CHEGADA À “LUA”
… e três meses depois da chegada ao Continente,
regressados de Moçambique, embarcamos rumo a Cabo Verde.
Após uma viagem num “mar de azeite”, como dizem os
marinheiros,
aproximamo-nos do nosso destino.
Ao longe, apenas se vislumbravam umas sombras
esfumadas no horizonte.
Agora, que estamos relativamente perto, a paisagem
torna-se nítida – montes escalvados, de cor avermelhada, sem vestígios de
vegetação… uma verdadeira paisagem lunar.
Temos
a sensação de que estamos a chegar à lua!
Depois das manobras habituais, que nos parecem
infindáveis, o navio encosta ao cais.
Com a bagagem de camarote há muito preparada e as
três crianças controladas, apressamo-nos a descer o portaló.
O cais fervilha de gente, na sua maioria naturais da
terra, táxis buzinando, um burburinho tremendo.
Finalmente pomos pé em terra.
Após beijos e abraços efusivos - que as saudades já
eram muitas – aguardamos o carro que nos transportará para casa.
Ao meu lado um autóctone vê, de repente, um carro
passar muito perto, chegando mesmo a roçar-lhe o corpo. Recuando de um salto,
com receio de que o pneu lhe passe por cima do pé descalço, grita, assustado:- Ai nha pé!
Este é o meu primeiro contacto com a linguagem
local, o crioulo cabo-verdiano.
O “nha”, que
significa meu ou minha (nha pai, nha mãe) irá fazer parte do meu dia-a-dia
durante os próximos dois anos.
Vamos então p’ra nha casa!
Situada num ponto elevado, a moradia, acompanhada à
esquerda e à direita por outras casas igualmente independentes, tem na parte da
frente um arremedo de jardim, com uma ou outra planta enfezada, que, durante os
dois anos da minha permanência aqui, irei, teimosamente, tentar recuperar.
Luta inglória! O ar é extremamente seco, com ventos
fortes nove meses por ano, a falta de água é enorme; mesmo regando-a todos os
dias, a terra absorve completamente a água muito para além de onde as raízes a
possam alcançar.
Apesar de todos os esforços, o meu jardim nunca
deixará de ter este aspecto desértico.
Mas, por agora, há que nos instalarmos na que vai
ser a nossa moradia durante os próximos dois anos.
Não se trata de nenhum palácio, mas, depois de
arrumada a nosso gosto, ornamentada com alguns objectos que nos acompanharam,
torna-se bastante confortável.
Da porta de casa, à qual se acede subindo três
degraus de pedra, depois de atravessar o “jardim”, avista-se, não muito ao
longe, o mar, vindo do qual se pode sentir, em certos dias, o cheiro a maresia.

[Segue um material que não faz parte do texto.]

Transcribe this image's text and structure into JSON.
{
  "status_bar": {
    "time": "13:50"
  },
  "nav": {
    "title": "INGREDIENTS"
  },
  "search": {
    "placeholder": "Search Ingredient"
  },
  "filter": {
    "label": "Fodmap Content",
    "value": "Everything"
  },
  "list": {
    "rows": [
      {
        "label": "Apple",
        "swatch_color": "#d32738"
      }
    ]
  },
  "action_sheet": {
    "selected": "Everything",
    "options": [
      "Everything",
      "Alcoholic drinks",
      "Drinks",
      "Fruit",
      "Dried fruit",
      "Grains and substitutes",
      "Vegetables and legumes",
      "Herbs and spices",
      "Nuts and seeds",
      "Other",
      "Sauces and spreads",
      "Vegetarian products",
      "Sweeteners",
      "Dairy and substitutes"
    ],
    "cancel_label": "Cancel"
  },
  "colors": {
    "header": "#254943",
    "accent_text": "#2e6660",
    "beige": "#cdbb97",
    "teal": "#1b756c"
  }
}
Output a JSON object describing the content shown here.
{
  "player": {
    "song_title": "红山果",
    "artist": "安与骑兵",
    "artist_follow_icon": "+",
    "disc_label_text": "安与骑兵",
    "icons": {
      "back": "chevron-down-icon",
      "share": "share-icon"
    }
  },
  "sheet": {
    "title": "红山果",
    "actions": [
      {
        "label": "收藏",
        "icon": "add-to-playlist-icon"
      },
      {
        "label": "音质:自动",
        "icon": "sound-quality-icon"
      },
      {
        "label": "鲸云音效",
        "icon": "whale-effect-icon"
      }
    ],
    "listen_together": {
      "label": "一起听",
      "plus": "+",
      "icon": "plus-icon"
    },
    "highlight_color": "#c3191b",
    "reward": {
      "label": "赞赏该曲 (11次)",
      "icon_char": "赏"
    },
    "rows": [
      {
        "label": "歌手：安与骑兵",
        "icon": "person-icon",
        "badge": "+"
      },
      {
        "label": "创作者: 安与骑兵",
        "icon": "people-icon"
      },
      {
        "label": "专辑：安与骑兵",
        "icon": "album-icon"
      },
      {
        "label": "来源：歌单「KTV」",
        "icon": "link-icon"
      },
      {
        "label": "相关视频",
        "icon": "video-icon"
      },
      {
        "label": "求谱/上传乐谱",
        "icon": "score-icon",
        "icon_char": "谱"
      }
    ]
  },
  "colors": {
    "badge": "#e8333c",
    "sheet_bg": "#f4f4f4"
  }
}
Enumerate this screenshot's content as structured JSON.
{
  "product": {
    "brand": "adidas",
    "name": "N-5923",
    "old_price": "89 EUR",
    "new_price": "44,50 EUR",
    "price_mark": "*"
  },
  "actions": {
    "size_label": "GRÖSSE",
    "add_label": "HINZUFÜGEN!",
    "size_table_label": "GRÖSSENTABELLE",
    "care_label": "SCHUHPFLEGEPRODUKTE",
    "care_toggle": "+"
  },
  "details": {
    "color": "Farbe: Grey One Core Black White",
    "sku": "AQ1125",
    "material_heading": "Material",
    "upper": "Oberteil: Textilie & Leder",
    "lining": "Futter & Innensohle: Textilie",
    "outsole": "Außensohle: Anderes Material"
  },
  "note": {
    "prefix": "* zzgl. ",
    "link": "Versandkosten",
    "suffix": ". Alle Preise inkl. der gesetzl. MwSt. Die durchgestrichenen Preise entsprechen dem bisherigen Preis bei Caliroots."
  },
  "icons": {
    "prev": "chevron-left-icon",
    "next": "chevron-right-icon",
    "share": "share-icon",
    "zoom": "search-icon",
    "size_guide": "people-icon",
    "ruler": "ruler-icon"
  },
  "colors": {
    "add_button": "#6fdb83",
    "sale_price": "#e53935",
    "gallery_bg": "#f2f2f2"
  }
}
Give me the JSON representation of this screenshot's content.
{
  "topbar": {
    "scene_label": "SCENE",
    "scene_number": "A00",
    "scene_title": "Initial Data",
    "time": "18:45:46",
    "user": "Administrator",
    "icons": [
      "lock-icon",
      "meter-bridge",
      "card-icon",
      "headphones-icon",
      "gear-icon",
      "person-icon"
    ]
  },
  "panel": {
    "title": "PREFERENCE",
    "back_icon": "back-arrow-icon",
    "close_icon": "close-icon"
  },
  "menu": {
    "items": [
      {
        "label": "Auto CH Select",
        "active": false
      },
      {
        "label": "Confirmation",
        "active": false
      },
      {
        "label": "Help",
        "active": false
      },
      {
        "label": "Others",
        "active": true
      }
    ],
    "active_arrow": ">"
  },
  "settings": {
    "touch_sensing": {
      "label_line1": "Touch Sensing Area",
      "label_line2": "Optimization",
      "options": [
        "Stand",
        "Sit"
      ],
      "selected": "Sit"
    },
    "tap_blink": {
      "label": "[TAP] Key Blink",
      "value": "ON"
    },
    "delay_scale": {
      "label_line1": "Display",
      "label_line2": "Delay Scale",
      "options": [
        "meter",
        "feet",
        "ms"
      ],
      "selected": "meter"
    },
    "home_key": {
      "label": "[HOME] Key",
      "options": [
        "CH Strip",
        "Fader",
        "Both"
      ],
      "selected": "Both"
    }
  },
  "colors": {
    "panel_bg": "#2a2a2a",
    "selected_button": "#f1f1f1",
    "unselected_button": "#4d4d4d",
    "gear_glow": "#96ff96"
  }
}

Em frente, do lado de lá da estrada, há um vasto espaço
coberto de terra vermelha, que termina num declive em direcção ao mar.
Algum tempo depois de aqui estar irei assistir a
verdadeiras batalhas campais travadas entre grupos de cães, provavelmente
inimigos, nesse espaço existente em frente à casa.
Sem qualquer aviso prévio, uns chegam da direita,
outros aproximam-se pela esquerda, acabando por encontrar-se frente a frente,
no centro do terreno.
Entre ladridos e rosnares, engalfinham-se
ferozmente, levantando incríveis nuvens de poeira vermelha que chega a
escurecer o céu.
Depois de alguns minutos de luta abandonam o campo
de batalha, retrocedendo cada grupo pelo mesmo caminho por onde chegara.
Da refrega, felizmente, não resultam mortos; apenas
alguns ferimentos se revelam nas pernas que vão manquitando no regresso ao lar.
Nunca conseguirei descobrir por que razão, de tempos
a tempos, se envolvem em contenda.
Certo é que, chegará o dia em que também eu
regressarei ao local de partida, sem que eles tenham resolvido os seus
diferendos.
Nada faz prever que
aqui se venha a desenvolver alguma guerra, tão pouco qualquer convulsão social.
Tudo leva a crer
que os dois anos que vamos permanecer por cá serão passados em perfeita e
serena paz, perspectiva por demais atraente para quem viveu os últimos cinco
anos em Angola e Moçambique, em clima de guerra, num constante sobressalto, que
não nos deixava prever o dia de amanhã.
Temos esperança de
que a permanência nestas terras crioulas nos traga a tranquilidade de espírito
de que tanto necessitamos.
(Excerto do primeiro
capítulo da terceira parte do livro que estou escrevendo.)